岸田:過去があり、現在があり、未来がある。宗教的な考え方というか、輪廻転生とかもそうですけど、人間は過去と未来を紐づけて、そのときに何かを考えるわけですよね。日々の生活の中でも、「来週のこれどうしようか」とか、「去年のお正月はこうだった」とか。そこにつきまとうものはやっぱり期待と不安とかだったりすると思うんですけど、ノスタルジーとして、あるいは思考停止として、過去や未来を良いように語っているものが世の中に多すぎると僕は思っていて。

もちろん過去を参照したり、過去を顧みて反省したりすることもありますし、「将来こういうふうに生きたい」みたいな想いは自分の中にもあるし、みんな持ってると思うんですけど、自分がやりたいのは現在地に自分たちを置くっていうことなんです。

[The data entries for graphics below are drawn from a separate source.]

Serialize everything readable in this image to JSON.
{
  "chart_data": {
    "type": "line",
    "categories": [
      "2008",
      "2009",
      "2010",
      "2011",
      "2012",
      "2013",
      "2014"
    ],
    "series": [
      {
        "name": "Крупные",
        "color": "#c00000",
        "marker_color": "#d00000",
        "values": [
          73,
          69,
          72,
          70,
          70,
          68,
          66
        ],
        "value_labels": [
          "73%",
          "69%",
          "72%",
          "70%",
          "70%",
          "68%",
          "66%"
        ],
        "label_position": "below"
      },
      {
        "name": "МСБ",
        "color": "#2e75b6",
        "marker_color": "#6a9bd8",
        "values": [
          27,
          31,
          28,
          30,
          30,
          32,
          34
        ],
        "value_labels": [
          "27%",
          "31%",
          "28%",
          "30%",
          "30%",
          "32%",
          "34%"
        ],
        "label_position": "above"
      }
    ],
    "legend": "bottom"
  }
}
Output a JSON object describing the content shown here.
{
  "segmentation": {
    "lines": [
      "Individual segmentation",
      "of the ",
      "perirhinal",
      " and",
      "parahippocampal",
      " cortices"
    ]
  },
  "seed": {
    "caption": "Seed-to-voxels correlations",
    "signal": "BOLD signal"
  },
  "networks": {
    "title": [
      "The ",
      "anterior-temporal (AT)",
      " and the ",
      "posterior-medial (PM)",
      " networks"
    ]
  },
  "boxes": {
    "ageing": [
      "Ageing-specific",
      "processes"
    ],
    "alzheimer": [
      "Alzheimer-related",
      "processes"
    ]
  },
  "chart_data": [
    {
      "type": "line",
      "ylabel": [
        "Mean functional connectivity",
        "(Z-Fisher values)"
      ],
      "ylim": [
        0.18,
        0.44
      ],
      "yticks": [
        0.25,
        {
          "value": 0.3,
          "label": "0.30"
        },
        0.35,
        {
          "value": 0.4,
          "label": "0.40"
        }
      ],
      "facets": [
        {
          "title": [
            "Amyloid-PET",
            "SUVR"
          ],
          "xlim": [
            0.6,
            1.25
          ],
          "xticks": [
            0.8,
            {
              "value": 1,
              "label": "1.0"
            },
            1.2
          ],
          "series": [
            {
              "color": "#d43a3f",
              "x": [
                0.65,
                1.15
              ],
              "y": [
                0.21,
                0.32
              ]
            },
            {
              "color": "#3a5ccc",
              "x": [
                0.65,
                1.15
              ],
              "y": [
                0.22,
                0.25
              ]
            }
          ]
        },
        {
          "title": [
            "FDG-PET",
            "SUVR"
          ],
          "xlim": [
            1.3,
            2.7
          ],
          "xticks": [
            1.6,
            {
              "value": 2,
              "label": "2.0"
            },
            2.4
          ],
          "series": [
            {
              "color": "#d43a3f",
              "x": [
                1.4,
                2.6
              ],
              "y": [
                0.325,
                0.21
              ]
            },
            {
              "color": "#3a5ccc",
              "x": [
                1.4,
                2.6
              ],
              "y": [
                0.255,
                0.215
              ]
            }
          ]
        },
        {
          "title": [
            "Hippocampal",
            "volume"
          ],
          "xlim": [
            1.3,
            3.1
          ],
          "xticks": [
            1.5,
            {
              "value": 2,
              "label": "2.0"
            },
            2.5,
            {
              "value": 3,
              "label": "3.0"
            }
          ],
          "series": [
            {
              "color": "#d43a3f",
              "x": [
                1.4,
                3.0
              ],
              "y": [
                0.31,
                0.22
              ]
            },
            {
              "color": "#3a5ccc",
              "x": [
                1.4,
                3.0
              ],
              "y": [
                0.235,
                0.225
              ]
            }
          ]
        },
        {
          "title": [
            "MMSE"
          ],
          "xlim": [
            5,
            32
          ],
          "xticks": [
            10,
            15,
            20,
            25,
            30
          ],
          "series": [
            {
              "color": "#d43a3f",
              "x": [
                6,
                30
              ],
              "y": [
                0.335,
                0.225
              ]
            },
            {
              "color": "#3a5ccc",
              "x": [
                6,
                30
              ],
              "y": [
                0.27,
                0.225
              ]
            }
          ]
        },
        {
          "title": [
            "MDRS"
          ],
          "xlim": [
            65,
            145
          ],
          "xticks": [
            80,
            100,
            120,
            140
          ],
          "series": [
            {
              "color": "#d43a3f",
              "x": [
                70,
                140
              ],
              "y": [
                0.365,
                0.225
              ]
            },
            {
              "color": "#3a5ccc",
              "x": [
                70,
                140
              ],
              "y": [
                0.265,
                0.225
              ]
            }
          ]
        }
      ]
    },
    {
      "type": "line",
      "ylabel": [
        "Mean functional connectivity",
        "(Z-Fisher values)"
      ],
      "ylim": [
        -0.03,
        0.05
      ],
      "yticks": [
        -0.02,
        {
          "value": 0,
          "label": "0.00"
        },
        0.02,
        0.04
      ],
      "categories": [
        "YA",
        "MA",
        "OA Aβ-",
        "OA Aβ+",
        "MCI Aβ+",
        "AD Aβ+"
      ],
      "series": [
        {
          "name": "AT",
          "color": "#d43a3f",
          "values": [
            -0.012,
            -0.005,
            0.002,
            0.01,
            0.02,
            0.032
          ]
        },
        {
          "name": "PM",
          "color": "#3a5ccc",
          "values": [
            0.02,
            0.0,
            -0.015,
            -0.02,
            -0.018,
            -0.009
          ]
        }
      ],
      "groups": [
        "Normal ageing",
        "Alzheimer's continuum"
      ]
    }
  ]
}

岸田:再集結して、トリビュートアルバムをつくるでも、セルフカバー集をつくるでもなく、現在地に自分たちを置いてみる。この3人で集まると過去の自分たちのことは絶対参照点になりますし、この先も生きてる限り音楽を続ける人たちが集まってるでしょうけど、自分たちが現在にいるからこそ、過去も未来もよりリアルに感じることができるんじゃないかなって。